• F. T. Marinetti: Selected Poems and Related Prose Translated by Elizabeth R. Napier

    Date posted: April 27, 2006 Author: jolanta
    F. T. Marinetti: Selected Poems and Related Prose Translated by Elizabeth R. Napier (Yale University Press, 2002) – by Valery Oisteanu

    Filippo Tommaso Marinetti (1876-1944) was the founder of Futurism, an early 20th-century revolution that began in Italy as a literary movement and expanded to influence painters, musicians, dramatists, architects, and graphic artists everywhere.

    F. T. Marinetti: Selected Poems and Related Prose Translated by Elizabeth R. Napier (Yale University Press, 2002)

    by Valery Oisteanu

     
    Filippo Tommaso Marinetti (1876-1944) was the founder of Futurism, an early 20th-century revolution that began in Italy as a literary movement and expanded to influence painters, musicians, dramatists, architects, and graphic artists everywhere. Historically it started in February 1909, when the first Futurist manifesto was published and in the matter of days was translated and appeared in Paris and Craiova (Romania), and soon in Russia and all Europe. Manifestoes by Marinetti and others appeared annually until 1916. "It is from Italy that we launch through the world this violently upsetting incendiary manifesto of ours!" Indeed, Futurism was devoted solely to novelty and shock.
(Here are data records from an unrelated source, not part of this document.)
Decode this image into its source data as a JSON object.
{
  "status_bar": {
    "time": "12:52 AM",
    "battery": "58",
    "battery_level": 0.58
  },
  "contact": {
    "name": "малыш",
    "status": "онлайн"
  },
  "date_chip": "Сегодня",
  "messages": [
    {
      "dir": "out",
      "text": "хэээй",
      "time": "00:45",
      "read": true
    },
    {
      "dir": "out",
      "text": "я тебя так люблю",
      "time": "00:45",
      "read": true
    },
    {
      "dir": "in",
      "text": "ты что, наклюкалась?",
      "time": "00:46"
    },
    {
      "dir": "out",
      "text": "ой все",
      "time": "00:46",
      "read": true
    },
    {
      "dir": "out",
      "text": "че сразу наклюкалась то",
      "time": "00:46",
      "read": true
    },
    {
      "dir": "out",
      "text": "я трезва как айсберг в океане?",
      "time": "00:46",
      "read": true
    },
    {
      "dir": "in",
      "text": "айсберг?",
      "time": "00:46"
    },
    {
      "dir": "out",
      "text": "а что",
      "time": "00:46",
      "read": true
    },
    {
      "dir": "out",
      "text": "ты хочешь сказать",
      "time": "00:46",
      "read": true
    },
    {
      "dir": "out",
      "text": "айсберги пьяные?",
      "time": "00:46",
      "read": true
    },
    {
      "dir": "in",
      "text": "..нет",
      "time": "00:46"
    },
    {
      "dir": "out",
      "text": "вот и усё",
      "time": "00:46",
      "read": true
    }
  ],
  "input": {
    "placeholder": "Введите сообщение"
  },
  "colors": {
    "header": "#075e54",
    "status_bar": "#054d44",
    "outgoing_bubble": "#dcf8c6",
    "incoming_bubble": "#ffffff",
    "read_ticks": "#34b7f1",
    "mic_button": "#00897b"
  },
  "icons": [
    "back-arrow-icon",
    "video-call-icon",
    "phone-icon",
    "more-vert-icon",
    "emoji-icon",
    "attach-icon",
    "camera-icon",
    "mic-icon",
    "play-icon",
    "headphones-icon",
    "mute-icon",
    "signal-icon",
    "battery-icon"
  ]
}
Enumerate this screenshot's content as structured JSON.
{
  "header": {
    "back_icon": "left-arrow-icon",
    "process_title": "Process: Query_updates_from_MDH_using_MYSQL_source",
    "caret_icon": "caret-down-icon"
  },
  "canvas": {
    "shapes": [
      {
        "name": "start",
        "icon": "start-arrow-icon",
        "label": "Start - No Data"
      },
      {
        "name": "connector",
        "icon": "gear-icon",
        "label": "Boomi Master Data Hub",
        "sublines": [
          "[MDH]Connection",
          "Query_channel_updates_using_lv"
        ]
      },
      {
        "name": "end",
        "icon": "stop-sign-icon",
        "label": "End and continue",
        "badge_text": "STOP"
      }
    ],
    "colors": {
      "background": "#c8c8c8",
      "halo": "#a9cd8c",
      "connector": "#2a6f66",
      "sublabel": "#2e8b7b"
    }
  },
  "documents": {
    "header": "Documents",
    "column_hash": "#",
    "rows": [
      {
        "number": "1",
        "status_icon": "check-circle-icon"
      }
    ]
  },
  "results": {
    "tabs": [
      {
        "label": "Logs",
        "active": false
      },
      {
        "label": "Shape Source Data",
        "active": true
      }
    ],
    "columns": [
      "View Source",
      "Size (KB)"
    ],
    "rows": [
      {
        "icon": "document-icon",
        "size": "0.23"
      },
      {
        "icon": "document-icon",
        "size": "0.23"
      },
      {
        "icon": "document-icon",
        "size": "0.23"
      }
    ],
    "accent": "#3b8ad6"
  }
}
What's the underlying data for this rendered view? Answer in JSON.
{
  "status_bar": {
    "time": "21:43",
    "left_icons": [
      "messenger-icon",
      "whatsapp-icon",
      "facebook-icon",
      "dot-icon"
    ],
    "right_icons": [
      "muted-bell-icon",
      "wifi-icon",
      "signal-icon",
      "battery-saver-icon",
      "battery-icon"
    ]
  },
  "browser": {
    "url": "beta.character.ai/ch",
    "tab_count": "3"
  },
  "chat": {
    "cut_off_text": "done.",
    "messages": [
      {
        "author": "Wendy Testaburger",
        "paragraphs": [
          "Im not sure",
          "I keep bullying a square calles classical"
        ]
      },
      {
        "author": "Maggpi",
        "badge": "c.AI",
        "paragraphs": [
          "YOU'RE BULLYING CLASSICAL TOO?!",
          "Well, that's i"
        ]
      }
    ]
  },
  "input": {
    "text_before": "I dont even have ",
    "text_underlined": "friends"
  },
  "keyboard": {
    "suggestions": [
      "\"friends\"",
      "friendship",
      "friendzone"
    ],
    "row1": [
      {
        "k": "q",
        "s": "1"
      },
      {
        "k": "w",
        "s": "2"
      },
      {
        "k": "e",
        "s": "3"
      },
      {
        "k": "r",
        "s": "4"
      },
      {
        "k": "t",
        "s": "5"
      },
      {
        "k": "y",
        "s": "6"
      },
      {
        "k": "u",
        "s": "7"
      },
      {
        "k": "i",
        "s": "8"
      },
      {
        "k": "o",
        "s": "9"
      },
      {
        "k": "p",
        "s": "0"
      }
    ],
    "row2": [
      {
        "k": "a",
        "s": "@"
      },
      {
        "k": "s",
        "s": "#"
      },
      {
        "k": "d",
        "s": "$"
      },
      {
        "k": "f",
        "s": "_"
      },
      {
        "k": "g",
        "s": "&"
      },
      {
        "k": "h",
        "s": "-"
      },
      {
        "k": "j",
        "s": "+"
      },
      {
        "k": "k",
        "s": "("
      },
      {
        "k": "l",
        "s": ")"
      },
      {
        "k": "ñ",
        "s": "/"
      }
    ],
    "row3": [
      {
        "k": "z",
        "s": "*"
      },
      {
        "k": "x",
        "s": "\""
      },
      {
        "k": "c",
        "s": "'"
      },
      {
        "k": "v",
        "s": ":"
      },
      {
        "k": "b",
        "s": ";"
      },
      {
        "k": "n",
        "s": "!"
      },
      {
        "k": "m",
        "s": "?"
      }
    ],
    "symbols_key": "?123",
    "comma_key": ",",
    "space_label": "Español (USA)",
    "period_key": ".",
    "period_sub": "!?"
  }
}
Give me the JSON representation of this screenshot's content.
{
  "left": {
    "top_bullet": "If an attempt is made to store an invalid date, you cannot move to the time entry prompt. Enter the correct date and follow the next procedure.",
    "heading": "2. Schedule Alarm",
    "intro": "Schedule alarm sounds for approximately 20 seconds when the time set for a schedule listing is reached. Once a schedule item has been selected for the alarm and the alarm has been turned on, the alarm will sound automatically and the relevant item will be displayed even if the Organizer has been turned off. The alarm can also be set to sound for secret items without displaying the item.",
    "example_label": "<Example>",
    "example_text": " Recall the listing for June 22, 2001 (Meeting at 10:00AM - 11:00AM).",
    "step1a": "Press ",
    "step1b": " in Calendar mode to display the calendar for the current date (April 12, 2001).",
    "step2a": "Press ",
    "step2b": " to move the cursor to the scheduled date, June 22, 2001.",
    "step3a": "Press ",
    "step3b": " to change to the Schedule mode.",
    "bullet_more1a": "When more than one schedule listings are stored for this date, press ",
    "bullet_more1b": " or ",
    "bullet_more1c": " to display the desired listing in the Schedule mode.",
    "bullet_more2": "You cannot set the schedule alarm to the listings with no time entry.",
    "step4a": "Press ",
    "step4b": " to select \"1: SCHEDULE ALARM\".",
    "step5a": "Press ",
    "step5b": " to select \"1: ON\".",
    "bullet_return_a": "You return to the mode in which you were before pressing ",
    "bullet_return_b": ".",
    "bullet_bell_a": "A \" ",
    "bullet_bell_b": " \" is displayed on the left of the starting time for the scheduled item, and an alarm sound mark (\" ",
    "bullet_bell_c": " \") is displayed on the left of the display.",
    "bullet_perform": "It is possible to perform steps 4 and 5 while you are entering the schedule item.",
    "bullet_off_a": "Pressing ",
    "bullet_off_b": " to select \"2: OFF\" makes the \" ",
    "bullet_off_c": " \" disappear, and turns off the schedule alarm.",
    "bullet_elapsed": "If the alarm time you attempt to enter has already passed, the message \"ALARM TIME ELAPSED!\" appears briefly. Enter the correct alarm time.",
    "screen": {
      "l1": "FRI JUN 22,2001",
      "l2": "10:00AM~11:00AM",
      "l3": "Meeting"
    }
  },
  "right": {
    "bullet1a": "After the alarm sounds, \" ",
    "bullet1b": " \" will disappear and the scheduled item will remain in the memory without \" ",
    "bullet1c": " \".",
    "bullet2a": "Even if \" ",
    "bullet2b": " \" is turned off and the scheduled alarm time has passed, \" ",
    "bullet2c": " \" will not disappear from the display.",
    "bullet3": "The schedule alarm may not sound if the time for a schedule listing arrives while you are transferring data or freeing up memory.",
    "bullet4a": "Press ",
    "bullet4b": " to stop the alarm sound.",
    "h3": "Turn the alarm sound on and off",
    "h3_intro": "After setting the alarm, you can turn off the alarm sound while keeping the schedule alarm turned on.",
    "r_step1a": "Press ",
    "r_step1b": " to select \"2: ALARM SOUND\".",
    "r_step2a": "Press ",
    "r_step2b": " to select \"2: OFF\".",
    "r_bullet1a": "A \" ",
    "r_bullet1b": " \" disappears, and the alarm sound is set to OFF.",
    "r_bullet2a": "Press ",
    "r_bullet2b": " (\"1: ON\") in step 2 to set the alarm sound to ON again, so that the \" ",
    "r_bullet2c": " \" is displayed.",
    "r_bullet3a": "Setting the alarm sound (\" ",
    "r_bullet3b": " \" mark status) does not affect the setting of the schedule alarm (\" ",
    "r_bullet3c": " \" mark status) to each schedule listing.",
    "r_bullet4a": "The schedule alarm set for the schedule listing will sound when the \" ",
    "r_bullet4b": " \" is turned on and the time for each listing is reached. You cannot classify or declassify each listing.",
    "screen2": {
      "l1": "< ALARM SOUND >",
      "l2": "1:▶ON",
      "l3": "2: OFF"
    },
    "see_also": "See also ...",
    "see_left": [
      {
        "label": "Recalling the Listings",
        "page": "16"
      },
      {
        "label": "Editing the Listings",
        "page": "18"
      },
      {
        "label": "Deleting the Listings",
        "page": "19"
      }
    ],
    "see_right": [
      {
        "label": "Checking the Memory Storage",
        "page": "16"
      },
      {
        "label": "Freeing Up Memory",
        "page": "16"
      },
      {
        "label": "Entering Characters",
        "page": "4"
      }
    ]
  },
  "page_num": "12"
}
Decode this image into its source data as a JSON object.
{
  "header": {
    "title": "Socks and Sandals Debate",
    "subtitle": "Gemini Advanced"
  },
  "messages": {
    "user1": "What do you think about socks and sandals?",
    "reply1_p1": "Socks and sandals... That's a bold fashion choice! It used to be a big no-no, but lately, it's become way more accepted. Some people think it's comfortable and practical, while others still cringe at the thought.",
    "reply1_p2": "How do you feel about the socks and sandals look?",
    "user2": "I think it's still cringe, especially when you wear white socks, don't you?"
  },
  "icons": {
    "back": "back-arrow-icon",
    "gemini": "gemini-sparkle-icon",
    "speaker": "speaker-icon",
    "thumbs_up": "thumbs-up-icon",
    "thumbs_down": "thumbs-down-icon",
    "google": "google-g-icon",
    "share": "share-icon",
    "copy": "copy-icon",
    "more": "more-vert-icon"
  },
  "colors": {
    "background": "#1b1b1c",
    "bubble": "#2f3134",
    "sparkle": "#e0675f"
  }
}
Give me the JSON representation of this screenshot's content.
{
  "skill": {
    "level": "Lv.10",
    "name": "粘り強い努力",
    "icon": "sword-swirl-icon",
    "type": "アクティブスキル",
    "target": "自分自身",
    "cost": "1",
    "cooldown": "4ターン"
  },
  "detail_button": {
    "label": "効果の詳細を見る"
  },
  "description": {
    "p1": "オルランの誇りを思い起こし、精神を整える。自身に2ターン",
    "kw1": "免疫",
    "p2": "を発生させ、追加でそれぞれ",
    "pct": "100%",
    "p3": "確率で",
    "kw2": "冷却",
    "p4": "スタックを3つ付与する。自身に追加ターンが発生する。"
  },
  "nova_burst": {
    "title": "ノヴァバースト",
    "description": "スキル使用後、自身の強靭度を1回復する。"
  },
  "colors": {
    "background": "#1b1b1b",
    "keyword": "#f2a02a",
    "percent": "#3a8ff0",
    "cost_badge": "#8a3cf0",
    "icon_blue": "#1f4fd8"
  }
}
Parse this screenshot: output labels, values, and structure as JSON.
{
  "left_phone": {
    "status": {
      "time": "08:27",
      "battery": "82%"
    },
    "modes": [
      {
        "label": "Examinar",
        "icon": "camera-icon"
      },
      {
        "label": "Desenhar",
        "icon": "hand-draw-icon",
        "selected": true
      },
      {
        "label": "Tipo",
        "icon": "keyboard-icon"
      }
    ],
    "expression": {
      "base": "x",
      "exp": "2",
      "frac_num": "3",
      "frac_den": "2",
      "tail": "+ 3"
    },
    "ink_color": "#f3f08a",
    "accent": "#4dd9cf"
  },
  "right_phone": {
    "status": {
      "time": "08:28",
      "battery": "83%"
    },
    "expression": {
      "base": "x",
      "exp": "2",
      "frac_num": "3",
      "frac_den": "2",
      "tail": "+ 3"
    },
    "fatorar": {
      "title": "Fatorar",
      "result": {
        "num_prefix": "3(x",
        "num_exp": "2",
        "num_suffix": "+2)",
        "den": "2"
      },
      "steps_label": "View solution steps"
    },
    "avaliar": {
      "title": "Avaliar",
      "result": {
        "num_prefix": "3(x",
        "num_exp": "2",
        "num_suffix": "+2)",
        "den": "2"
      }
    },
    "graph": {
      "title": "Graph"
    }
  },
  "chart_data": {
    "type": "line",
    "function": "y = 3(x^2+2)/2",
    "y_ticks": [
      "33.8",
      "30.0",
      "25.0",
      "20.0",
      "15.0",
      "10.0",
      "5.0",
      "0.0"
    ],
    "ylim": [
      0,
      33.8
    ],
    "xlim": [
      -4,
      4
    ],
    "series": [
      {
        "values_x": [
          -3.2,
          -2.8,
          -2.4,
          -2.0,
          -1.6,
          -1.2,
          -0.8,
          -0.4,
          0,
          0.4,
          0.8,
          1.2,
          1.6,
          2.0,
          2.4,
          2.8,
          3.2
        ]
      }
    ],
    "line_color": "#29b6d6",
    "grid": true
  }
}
    This volume is a translation of more than 40 poems and prose pieces by Marinetti, many for the first time published in English. The collection has been selected by his daughter, Luce Marinetti, who lives in Rome, and represents the entire span of her father’s life; it includes also works originally written in either French or Italian, Marinetti’s two primary languages.

    The volume begins with Marinetti’s early Symbolist poems that exemplify styles and themes that he later rejected in his own manifestos. It continues with poems of war, in which Marinetti used the language of machines and explosions to express his view of poetry as reportage: "At Night, lying in bed She rereads the letter from her gunner at the front: scrABrrRrrAANNG. I received your book while bombarding mount KuK. Futurist." The poem is from the book" Words in Freedom", in which Marinetti declared war on poetry by destroying syntax and spelling and by experimenting with typography; and then there are the love poems to his wife, Benedetta, in which he returned in part to subjects and lyrical forms that he had previously rejected.

    The book also starts with a biography of Marinetti written by his daughter Luce, as well as a critical review by Prof. Paolo Valesio (Yale University) of Marinetti’s accomplishments as a poet, calling him "the inventor of an advance form of verbal photography." Language, concludes Valesio, becomes a form of ammunition bombarding the reader with unexpected combinations of images and mechanical sounds.

    Marinetti’s. poems are incomparable and are the beginning of a lyrical-absurd theater with sound effects and devices that dynamize and radicalize his writing. The themes are aggressiveness, heroism, audacity and violence similar to vorticism His poetry is at once aestheticized and brutal, sophisticated and politically naïve, but always challenging and new, in the process pioneering the performance genre and manifestoes. "We shell sing the love of danger, the habit of energy and boldness…Literature had hitherto glorified thoughtful immobility…we shall extol aggressive movement…we wish to destroy the museums, the libraries."

    Without achieving his credo, Marrinetti died on December 2,1944, in Bellagio, Italy. But his legacy lives in the "revolutions" of Dada, bruitism, surrealism, situationist-internationals and many other radical art and theater groups.